How can i change deep storage(HDFS) without failing on segment rebalancing?

Are there any recommended way to change HDFS?

I’ll appreciate at any advices.

Thank you.

Hi,
the coordinator does not automatically update the segment metadata info.
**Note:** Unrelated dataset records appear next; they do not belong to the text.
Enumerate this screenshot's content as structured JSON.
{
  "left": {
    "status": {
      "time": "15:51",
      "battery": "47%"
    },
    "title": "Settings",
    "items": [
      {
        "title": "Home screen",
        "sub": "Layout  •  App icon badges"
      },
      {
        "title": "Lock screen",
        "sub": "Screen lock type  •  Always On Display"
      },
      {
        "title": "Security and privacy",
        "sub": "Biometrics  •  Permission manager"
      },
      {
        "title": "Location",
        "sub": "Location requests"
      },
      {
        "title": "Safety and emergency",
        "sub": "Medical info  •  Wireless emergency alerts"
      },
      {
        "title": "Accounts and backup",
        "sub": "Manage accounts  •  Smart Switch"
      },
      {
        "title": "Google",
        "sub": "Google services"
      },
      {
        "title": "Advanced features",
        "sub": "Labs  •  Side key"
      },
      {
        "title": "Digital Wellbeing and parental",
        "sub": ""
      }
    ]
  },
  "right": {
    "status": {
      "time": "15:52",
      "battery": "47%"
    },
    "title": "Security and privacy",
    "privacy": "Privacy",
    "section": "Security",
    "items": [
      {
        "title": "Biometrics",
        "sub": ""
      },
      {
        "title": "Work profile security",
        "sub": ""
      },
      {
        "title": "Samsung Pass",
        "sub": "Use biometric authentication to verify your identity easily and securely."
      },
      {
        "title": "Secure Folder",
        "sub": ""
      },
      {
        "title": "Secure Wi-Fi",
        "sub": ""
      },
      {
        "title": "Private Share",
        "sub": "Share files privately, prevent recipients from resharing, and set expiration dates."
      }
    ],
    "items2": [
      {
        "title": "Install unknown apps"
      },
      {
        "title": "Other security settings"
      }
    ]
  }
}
If you are moving the segments to new HDFS location, you will also need to manually update the payload in segment metadata entries in druid_segments table.

you can do this by executing an SQL command or you can also try using druid insert-segment tool (http://druid.io/docs/latest/operations/insert-segment-to-db.html) to create new segment metadata entries in a new table. Do remember to take a backup of metadata storage before making any changes to metadata storage for added safety.